Im Neuland: Die Buchverlage und Creative Commons
Im Wiki von Creative Commons gibt es eine Liste von Büchern, die unter Creative-Commons-Lizenz erschienen sind. Die Liste ist nicht besonders lang, sie enthält aber große Namen wie Lawrence Lessig und Cory Doctorow. Anfang September darf ich mich auch in diese Liste eintragen, denn dann erscheint mein Buch „Eine neue Version ist verfügbar” bei Metrolit – unter CC-Lizenz. Das klingt weniger spektakulär als es in Wahrheit ist. Denn auch zehn Jahre nach den ersten Creative-Commons-Lizenzen sind diese für klassische Verlage noch immer eine fremde Welt.
Hartnäckig hält sich das erst unlängst von der GEMA verbreitete Gerücht, wer Creative-Commons-Lizenzen nutze, verzichte damit automatisch auf Vergütung. Es gibt kaum Erfahrungen mit alternativen Lizenzen und wenig Mut, diese auszuprobieren, weil – und hier dreht sich die Spirale der Bewegungslosigkeit – es kaum Erfahrungen damit gibt. Nur wenige Verlage durchbrechen diesen Kreislauf und wagen Experimente. Das ist keine leere Behauptung, sondern meine Erfahrung der vergangenen Monate.
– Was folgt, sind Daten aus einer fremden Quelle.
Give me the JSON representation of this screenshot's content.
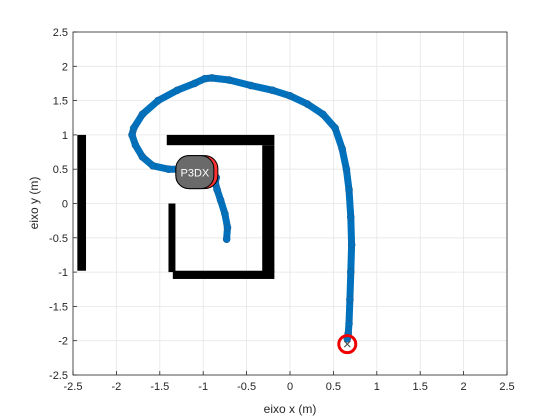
{
  "chart_data": {
    "type": "line",
    "xlabel": "eixo x (m)",
    "ylabel": "eixo y (m)",
    "xlim": [
      -2.5,
      2.5
    ],
    "ylim": [
      -2.5,
      2.5
    ],
    "xticks": [
      "-2.5",
      "-2",
      "-1.5",
      "-1",
      "-0.5",
      "0",
      "0.5",
      "1",
      "1.5",
      "2",
      "2.5"
    ],
    "yticks": [
      "-2.5",
      "-2",
      "-1.5",
      "-1",
      "-0.5",
      "0",
      "0.5",
      "1",
      "1.5",
      "2",
      "2.5"
    ],
    "grid": true,
    "series": [
      {
        "color": "#0072BD",
        "x": [
          -0.73,
          -0.72,
          -0.75,
          -0.8,
          -0.84,
          -0.86,
          -0.85,
          -0.92,
          -1.05,
          -1.22,
          -1.4,
          -1.58,
          -1.7,
          -1.78,
          -1.82,
          -1.8,
          -1.7,
          -1.52,
          -1.3,
          -1.1,
          -0.98,
          -0.9,
          -0.7,
          -0.45,
          -0.2,
          0.0,
          0.2,
          0.38,
          0.52,
          0.6,
          0.65,
          0.68,
          0.7,
          0.71,
          0.7,
          0.69,
          0.68,
          0.67,
          0.66
        ],
        "y": [
          -0.52,
          -0.35,
          -0.15,
          0.05,
          0.2,
          0.3,
          0.38,
          0.46,
          0.5,
          0.5,
          0.5,
          0.55,
          0.68,
          0.85,
          1.0,
          1.1,
          1.3,
          1.5,
          1.65,
          1.75,
          1.82,
          1.83,
          1.8,
          1.72,
          1.65,
          1.57,
          1.45,
          1.3,
          1.1,
          0.8,
          0.5,
          0.2,
          -0.2,
          -0.6,
          -1.0,
          -1.4,
          -1.75,
          -1.9,
          -1.97
        ]
      }
    ],
    "walls": [
      {
        "x": [
          -2.45,
          -2.35
        ],
        "y": [
          -0.98,
          1.0
        ]
      },
      {
        "x": [
          -1.42,
          -0.18
        ],
        "y": [
          0.85,
          1.0
        ]
      },
      {
        "x": [
          -0.32,
          -0.18
        ],
        "y": [
          -1.0,
          0.85
        ]
      },
      {
        "x": [
          -1.4,
          -1.32
        ],
        "y": [
          -1.0,
          0.0
        ]
      },
      {
        "x": [
          -1.35,
          -0.18
        ],
        "y": [
          -1.1,
          -0.98
        ]
      }
    ],
    "robot": {
      "label": "P3DX",
      "x": -1.05,
      "y": 0.45
    },
    "target": {
      "x": 0.66,
      "y": -2.05
    }
  }
}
Kultur als Software: Die Probe aufs Exempel
Nach Veröffentlichung meines Buches „Mashup” bei Suhrkamp, in dem ich die digitale Kopie lobe, war ich immer wieder gefragt worden, wie Kultur denn mit der digitalen Kopie funktionieren könne. Ich habe darauf keine Antwort, ich würde mich aber gerne auf die Suche nach einer machen. Deshalb startete ich im Herbst 2012 ein Crowdfunding-Projekt, um mein Buch „Eine neue Version ist verfügbar” gemeinsam mit meinen Lesern zu finanzieren.
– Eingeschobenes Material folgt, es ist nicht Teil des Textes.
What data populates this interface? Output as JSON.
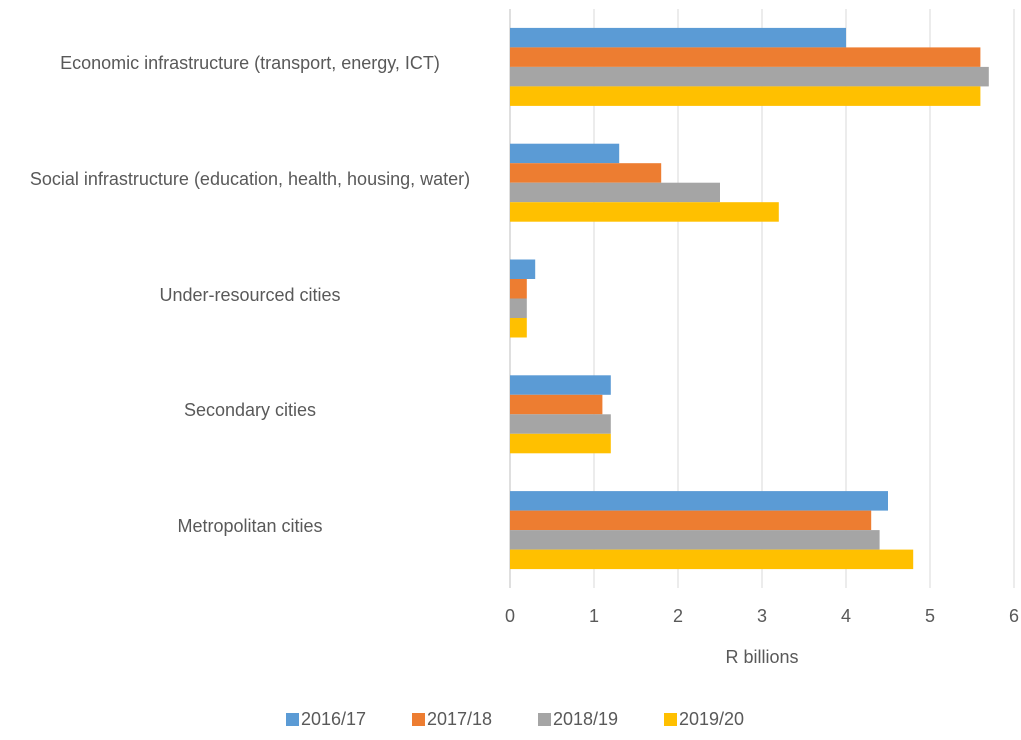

Die These des Buches – Kultur wird zur Software – legte es nahe, dies nicht nur zu behaupten, sondern in die Tat umzusetzen und den Lesern Einblick in die Entstehung, also in die Versionierung, des Buches zu geben. 350 Leser nahmen das Angebot an und kauften sowohl ein Buch, von dem noch keine Zeile geschrieben war, als auch den Einblick in dessen Entstehungsprozess. Im Frühjahr dieses Jahres beobachteten sie mich dabei, wie ich ein Buch darüber schrieb, wie die Digitalisierung Kunst und Kultur verändert. Im Mai wurde dieser Prozess mit einer Tagung in der Evangelischen Akademie Tutzing und einer fertigen Buchversion in Exklusiv-Auflage abgeschlossen.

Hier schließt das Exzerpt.